I couldn’t be more mistaken. I am about to experience the most unusual theater performance of my life.
The two-woman show performed by Nadia Tamborrini and Bele Turba consists of sketches, songs and dances. One sketch features an aspect of the German language that everyone loves to poke fun at, Beamtendeutsch, literally “civil servant German.” This is a language unto itself, and its speakers — in this case a police officer reporting from a crime scene — utter things like this:
For the rescue services that were summoned to the scene, the following picture has emerged: The presumably injured person was in the process of visiting a gastronomic establishment for the purpose of food and drink intake and whereupon said subject seriously injured by the suspected perpetrator by means of the placement of said perpetrator’s fist in the face of the presumably injured person.

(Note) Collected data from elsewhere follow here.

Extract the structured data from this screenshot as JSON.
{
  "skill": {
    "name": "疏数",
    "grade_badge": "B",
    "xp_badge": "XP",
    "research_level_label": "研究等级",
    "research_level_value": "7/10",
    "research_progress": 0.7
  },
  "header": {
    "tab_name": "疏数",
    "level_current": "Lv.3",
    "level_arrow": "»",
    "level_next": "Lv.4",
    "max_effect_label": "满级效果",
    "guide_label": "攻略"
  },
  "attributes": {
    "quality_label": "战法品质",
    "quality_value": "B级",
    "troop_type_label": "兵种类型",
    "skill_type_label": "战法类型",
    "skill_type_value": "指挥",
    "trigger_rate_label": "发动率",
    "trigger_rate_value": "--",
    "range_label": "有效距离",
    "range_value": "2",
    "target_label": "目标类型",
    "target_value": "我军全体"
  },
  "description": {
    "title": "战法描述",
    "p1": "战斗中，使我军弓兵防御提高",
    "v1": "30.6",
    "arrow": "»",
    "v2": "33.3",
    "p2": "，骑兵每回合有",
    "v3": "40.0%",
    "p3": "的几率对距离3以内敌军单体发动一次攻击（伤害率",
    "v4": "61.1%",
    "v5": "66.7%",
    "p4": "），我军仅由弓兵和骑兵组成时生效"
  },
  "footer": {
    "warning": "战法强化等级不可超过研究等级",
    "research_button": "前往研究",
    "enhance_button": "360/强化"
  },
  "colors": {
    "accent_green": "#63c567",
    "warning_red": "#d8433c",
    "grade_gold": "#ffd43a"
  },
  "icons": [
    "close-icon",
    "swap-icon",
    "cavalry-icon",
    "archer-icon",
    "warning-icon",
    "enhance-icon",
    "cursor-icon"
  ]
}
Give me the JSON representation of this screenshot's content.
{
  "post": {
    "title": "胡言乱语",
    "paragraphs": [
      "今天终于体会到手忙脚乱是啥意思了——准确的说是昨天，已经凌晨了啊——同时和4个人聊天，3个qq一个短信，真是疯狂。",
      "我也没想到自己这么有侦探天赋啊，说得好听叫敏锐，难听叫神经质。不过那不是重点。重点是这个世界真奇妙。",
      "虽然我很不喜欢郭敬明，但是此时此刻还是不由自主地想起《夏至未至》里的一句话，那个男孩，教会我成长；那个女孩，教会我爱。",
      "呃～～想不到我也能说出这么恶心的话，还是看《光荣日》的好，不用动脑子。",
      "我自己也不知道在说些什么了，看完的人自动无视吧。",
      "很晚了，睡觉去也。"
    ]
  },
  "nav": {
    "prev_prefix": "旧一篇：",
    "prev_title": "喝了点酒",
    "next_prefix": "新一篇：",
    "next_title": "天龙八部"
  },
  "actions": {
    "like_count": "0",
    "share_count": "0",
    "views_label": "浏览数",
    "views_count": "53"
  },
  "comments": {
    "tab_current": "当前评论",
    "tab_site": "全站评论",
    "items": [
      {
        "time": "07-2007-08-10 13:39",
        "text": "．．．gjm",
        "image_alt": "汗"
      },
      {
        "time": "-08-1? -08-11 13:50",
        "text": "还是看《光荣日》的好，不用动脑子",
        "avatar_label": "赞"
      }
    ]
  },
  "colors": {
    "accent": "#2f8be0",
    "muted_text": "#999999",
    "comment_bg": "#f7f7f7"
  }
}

The original is even wackier, delivered in lilting Bavarian dialect.
This performance gets us all laughing.
Then Tamborrini receives a pretend call from her Italian mother.
“Hai mangato?” Have you eaten?
“Mamma, I’m in the middle of a spectacolo!” she responds. Then mamma wants to know if her partner has eaten, too, and they have a brief conversazione. She hangs up, revealing that she speaks no Italian. No problemo.
Then comes the customer service help desk, and the “customer” starts by giving the serial number of a broken DVD player. She subsequently gets rerouted through a half-dozen people, each with a different accent, each one progressively less intelligible than the last. Inevitably, she winds up back where she started. And the DVD player is still broken.
But it is the encore that transforms the audience.
“A song or a text?” Turba asks the spectators.
“A dance!” a woman in front shouts. Everyone chimes in. “Yes, a dance!”
“It’s the song we already played — but this time you have to dance, too!” she replies.
The soundman puts on a conglomeration of ’60s and ’70s hits, each clip corresponding to its own dance from the respective era.
The woman in front jumps up from her seat, rips off her jacket and starts to dance.
Two more women leap to their feet, joining in. Before I know it, I am up and moving to the music, too.
But the coup de grâce is when my husband gets up and starts doing The Bump with me — this from a man who won’t even do the wave in a baseball stadium. (Granted, we don’t have any of those in Germany. But if there was one and they did one, he wouldn’t.).
Everyone is dancing! We have all left our seats and have turned the theater into a disco (I mean, dance club, oops, getting carried away with this ’70s lingo). Now it’s no holds barred. Everyone twists to Chubby Checker, lines up for the BeeGees’ Staying Alive and does the camel walk, which I had danced before but didn’t realize until now, decades later, that it had a name.
On stage, Turba and Tamborrini can hardly believe their eyes. They never stop moving but can’t help gaping at the audience that has stolen the show. Their show. Not that they mind. They’re enjoying it almost as much as we are — but just almost. We are all twisting, laughing and gyrating to the rest of the medley, weaving amongst each other throughout the room.
The music ends. The spell is broken.
As we walk out, I exchange verbal high-fives with the dancing ladies of the front row. Exhilarated, breathless and sweaty we exit from the magical theater where we, a handful of spectators, turned the evening into our own performance.
I look at the people, mingling outside in the restaurant looking very normal, and smile smugly at them. Ha! They have no idea what they just missed.